FINDINGS: We study the importance of each mechanism using simplified models. The models are studied numerically and analytically via rate equations and mean-field approximation. It is shown that imitation and mutation alone can lead to the instability on the number of cooperators, and preferred selection modifies the instability in an asymmetric way. The co-evolution of network topology and game dynamics is not necessary to the occurrence of instability and the network topology is found to have almost no impact on instability if new links are added in a global manner. The results are valid in both the contexts of the snowdrift game and prisoner's dilemma.
CONCLUSIONS/SIGNIFICANCE: The imitation and mutation mechanism, which gives a heterogeneous rate of change in the system's composition, is the dominating reason of the instability on the number of cooperators. The effects of payoffs and network topology are relatively insignificant. Our work refines the understanding on the driving forces of system instability.

Introduction

Instabilities are widely observed in diversified fields such as sociology, psychology, economics, and biology [1]–[19]. For example, biological evolutions exhibit themselves as intermittent bursts of activities separating relatively long periods of quiescence, with extinctions happening at all scales [5], [6]. This dynamical instability, referred to as punctuated equilibrium, may result from strong interactions among different species [7], [8]. Economic crises, an instability phenomenon in economic systems, are caused not only by the economic and financial policies of individual country, but also the interdependent relations among countries, known as the world trade network and other economic and financial networks [14]–[17].

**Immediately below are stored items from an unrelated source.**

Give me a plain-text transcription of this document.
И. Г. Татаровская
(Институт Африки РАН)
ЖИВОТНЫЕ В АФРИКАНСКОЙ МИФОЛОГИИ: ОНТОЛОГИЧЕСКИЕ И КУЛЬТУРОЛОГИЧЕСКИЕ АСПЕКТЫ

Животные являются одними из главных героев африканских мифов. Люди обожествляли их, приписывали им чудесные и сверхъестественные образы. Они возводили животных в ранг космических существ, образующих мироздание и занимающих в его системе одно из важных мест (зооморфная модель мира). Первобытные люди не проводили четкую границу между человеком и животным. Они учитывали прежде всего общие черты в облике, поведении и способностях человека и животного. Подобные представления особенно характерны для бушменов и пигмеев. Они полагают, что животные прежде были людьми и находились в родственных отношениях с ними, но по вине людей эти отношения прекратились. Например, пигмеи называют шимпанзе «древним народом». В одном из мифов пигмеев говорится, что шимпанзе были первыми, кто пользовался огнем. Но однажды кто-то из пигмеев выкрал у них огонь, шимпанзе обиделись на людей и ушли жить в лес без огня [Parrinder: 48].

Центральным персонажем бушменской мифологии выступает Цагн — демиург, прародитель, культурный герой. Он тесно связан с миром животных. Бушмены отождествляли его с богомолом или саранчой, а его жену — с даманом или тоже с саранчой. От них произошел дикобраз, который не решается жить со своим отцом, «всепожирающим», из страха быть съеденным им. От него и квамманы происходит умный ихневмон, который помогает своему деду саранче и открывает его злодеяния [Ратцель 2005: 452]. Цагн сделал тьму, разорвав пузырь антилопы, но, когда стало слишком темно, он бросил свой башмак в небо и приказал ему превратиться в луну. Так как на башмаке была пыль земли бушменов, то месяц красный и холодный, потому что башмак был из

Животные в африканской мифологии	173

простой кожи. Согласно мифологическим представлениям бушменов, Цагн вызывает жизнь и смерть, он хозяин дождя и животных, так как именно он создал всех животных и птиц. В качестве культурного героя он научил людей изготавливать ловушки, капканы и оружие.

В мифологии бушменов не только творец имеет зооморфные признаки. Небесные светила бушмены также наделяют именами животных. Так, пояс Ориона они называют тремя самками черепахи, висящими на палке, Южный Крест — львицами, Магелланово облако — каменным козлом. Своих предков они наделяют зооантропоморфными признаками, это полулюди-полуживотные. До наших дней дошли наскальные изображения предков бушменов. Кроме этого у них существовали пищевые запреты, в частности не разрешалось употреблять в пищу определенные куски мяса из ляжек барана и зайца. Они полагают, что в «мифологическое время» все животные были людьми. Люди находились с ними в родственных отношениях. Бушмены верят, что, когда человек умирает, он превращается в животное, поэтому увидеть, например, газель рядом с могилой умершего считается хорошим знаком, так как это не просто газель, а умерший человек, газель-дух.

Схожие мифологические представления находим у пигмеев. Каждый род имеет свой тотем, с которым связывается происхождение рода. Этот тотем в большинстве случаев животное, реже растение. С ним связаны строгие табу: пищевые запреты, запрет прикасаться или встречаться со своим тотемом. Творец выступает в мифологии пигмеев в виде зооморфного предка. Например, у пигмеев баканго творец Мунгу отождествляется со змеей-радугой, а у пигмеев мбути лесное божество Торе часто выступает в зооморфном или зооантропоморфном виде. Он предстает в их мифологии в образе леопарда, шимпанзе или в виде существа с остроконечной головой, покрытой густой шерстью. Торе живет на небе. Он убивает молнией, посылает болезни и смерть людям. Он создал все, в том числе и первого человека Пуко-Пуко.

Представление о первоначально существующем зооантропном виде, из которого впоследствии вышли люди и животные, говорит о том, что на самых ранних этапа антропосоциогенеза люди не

These systems typically consist of many interacting individuals, each reacting to the environment and other individuals' actions to enhance its own benefit. The relationship among individuals can be described by a network, with nodes and links representing the individuals and their relations, respectively [20], [21]. The reacting strategies are usually modeled by competing games, which were introduced for biological problems [22], [23] and subsequently applied to many other disciplines [24]–[28]. Therefore, a combination of evolutionary games and networks provides an effective approach of research on these systems [29]. To get closer to reality, the mechanisms of “network evolution” [30], [31] and “inheritance and variation” [32], which can also be called imitation or copying mechanisms, were incorporated into subsequent research.

Understanding the underlying mechanisms for system instability has been the focus of recent research. Kim et al. [33] pointed out that an opinion leader could affect a considerable fraction of population yet ordinary people can rarely influence the leader, and this kind of asymmetric influence could result in dynamic instability in prisoners' dilemma game. Schweitzer et al. [15] showed that a single tiny disturbance may lead to the system-level instability through the cascading process on economic networks. Rendell et al. argued that the copying and learning mechanisms would result in instability [34]. Cavaliere et al. [35] proposed a game-theoretic model of dynamic network formation for studying prosperity and instability in which newcomers are more likely to select prosperous individuals as role-models and imitate their strategies and connections. Their model incorporates three mechanisms: (i) imitation and mutation, (ii) preferred selection on successful individuals, and (iii) networking effects, and can exhibit instabilities on both the composition of individuals and the interacting patterns of individuals.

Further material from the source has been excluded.